Когда лжесвязист повернулся спиной, сделал пару шагов, Илья стащил карабин с плеча убитого. Негоже оружию валяться. В лесу Илья приказал – стой!
Связист исполнил, а сам голову поворачивает.
– Стой прямо, а то башку прострелю!
Лжесвязист говорил с ним у столба по-русски чисто, пожалуй – академически чисто. У рядового бойца такого разговора, как у философа, не будет. Ударения в словах чёткие, все буквы проговорены чисто. Хорошо говорит, но русский этому типу не родной. Если бы не слышал от связиста слово на немецком, подумал бы – свой.
– Два шага вперёд и встань на колени.
Связист исполнил. Илья сумку осмотрел. Всё как в сумке настоящего связиста – пассатижи, кусачки, куски телефонного провода с крокодилами на концах, моток чёрной изоленты. Вытряхнул всё на землю, начал ощупывать брезентовые стенки сумки. Вроде что-то есть. Ничтоже сумняшеся, достал складень из кармана, который у связиста отобрал, вспорол брезент. Какая-то бумага. Развернул – текст на немецком. А прочитать не может! Досадно до зубовного скрежета. Но всё же бумага косвенно подтверждает – немец перед ним. Илья пнул связиста по рёбрам.
– Отвечай, сука! Из какого подразделения?
– Инженерно-сапёрный батальон, отделение связи.
– Ещё один не правильный ответ и я тебе прострелю башку! – пригрозил Илья.
– Я правду говорю! Батальон немецкий, диверсионно-разведывательный. Все военнослужащие хорошо владеют русским языком.
Тьфу! Илья подумал, что немец легенду излагает.
– С каким заданием заброшен?
– Рвать линии связи, подслушивать телефонные переговоры.
– Ну, подслушаешь, дальше что? Разведчик без связи – пустое место, ноль.

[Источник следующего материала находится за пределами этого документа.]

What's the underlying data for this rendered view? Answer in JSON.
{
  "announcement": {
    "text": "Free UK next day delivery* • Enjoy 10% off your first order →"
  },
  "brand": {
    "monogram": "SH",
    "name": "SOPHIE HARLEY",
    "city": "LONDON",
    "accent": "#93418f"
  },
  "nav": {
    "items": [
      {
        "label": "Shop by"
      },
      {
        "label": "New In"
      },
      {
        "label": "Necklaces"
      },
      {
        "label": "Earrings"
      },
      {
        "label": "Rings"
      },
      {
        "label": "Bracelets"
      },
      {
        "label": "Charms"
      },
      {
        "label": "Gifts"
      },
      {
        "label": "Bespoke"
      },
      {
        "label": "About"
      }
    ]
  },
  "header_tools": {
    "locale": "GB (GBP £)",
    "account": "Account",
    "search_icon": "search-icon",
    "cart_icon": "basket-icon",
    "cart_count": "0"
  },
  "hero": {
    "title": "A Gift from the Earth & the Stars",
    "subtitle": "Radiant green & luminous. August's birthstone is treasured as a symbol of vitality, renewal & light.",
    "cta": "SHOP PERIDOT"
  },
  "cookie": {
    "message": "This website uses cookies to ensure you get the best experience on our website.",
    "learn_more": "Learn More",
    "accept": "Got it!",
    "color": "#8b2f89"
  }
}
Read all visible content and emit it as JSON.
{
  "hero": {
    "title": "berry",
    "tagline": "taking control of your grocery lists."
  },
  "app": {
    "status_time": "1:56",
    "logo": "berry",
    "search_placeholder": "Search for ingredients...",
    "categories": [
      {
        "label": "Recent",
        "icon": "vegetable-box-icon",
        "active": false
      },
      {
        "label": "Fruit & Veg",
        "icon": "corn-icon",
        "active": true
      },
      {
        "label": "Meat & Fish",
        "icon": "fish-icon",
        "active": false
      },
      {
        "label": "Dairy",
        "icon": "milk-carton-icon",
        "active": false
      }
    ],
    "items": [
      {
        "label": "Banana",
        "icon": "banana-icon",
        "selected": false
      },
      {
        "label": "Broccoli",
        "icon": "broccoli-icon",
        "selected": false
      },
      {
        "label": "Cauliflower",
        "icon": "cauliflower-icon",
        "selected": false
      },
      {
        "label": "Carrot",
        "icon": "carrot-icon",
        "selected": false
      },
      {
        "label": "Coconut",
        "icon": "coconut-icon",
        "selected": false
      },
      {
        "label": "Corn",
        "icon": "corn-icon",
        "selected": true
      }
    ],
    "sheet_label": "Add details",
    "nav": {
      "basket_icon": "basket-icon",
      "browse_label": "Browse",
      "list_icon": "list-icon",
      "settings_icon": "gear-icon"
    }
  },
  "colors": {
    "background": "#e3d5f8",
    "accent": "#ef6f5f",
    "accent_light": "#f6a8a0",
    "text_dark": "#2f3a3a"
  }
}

Илья немцу не верил, уж очень быстро он поплыл, начал рассказывать. А жёсткого допроса, с членовредительством, не было. Немца щадить он не собирался. Немец – враг, непрошеным гостем пришёл. Кроме того, сдать его в лагерь для военнопленных не было никакой возможности, поскольку лагерей таких на советской территории не было. Немцы создать успели, поскольку пленили десятки тысяч военнослужащих Красной Армии. Политруков и евреев расстреливали сразу. У политработников на левом рукаве пришита красная суконная звезда. Хоть спори её, а след останется.
А силу на допросе и применять не пришлось. Сослуживец немца был убит и лжесвязист добровольными показаниями старался заслужить право на жизнь.
– Есть связь, – признал немец. – В деревне Марково, семь километров отсюда, есть наш радист. Заброшено несколько групп, каждая в случае получения важной информации обязана сообщить радисту, а он в штаб.
Илья сообразил сразу. Сообщения шифроваться должны. Редко бывает, что радист и шифровальщик одно лицо.
– Радист один или шифровальщик есть?
– Есть.
– Как их найти?
– В здании сельсовета. Советский-то председатель сбежал.
– Транспорт есть?
– Грузовик крытый, «ЗИС-5». Все в красноармейской форме. Жители деревни думают, что мы русские, даже поесть приносят.
Немец не сдержал ухмылки.
– Что-то вас слишком много для порчи линий связи. Что ещё в задании?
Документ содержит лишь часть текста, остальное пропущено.